I couldn't go right to sleep the other night, and wound up turning on the television a little after 2 a.m. Trust me on this, there is very little on television at that hour unless you like informericals.
So in looking for something to put me to sleep, I tuned in during the Glenn Beck show on Fox News. The few times I've watched him in the past, I've become quickly bored with his chalkboard and rhetoric and moved on. But without much choice, I hung around for a couple of minutes.

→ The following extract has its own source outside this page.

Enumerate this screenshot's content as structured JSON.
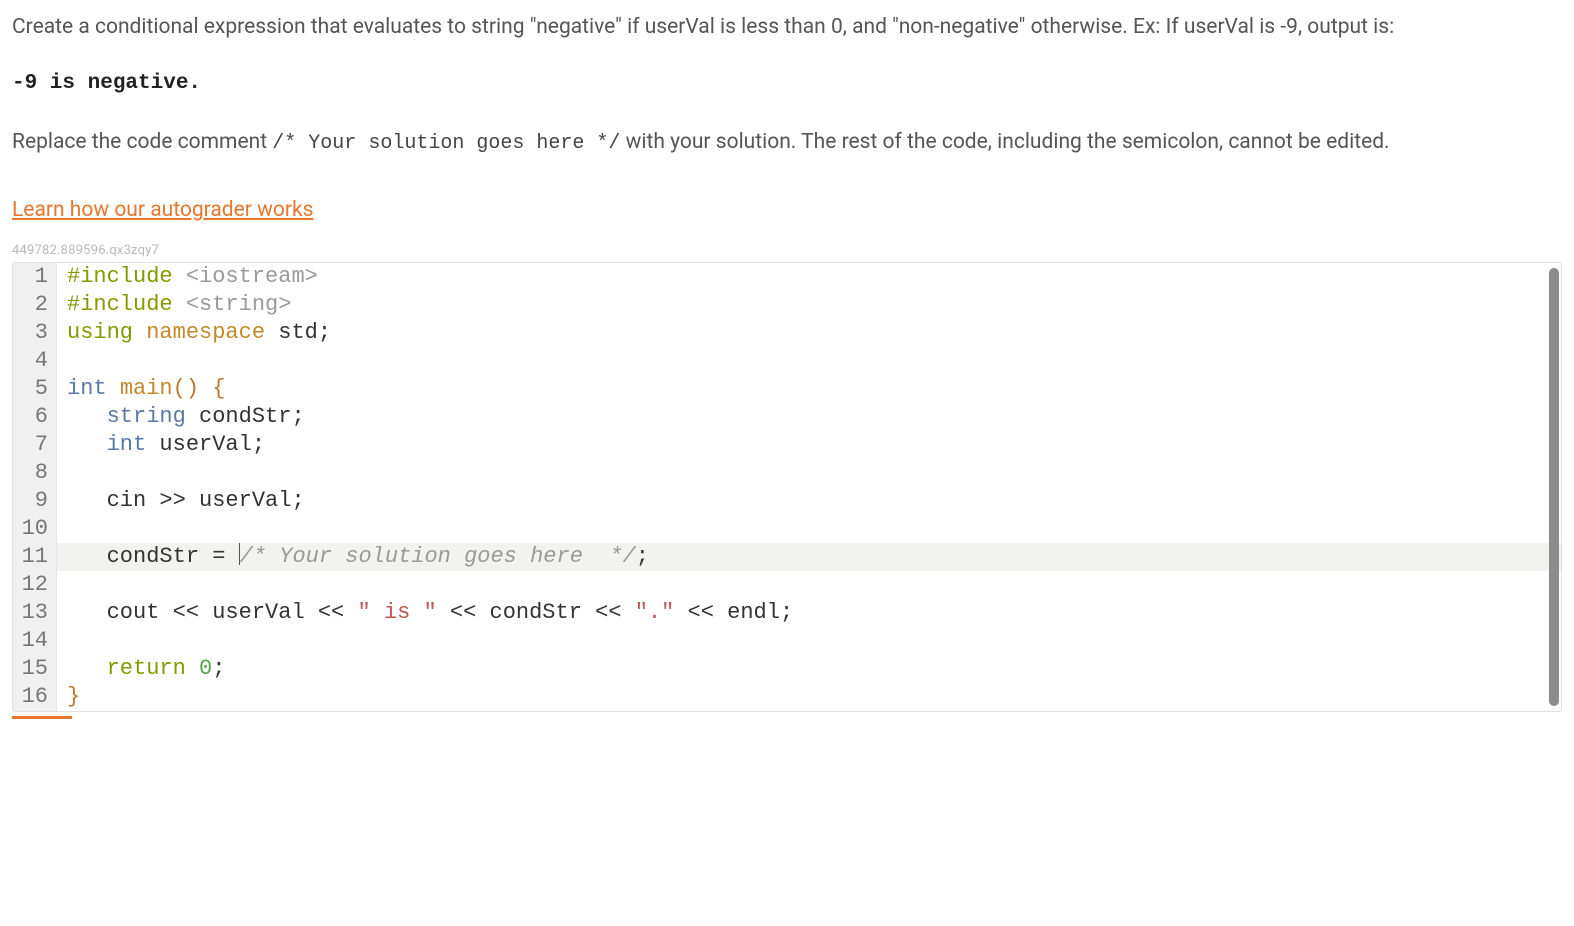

What I saw was interesting, in a bizarre sort of way. Beck was talking about some guy from 100 years ago who advocated eugenics -- "thinning the herd" when it came to the human species. I forget the name of the scientist -- it was late -- but the basic idea was to essentially get rid of the weak links. We'd be better off to stick to the strong and smart and weed out the others, he argued.
The scientist in question wrote then ex-President Teddy Roosevelt in 1912, who wrote back a letter of support for the idea. Teddy wasn't alone in his support; the idea was actually backed by people ranging from Woodrow Wilson to Margaret Sanger.
From there, Beck pointed out that one of the most admired people by the progressives of today -- including someone like Hillary Clinton -- is Teddy Roosevelt. The implication, of course, is that Clinton wants to follow Teddy's example in everything, including this.
So if I'm listening correctly, if I admire most of Roosevelt's actions and beliefs -- particularly for the time when he was arrive -- I have to go along with every single one of them. If I think Thomas Jefferson was one of the intellectual lights of the American Revolution, then I have to be in favor of slavery.
That's rather intellectually dishonest. Remind me why five million people watch that level of thinking every night.
Me, I hit the off button and went to bed.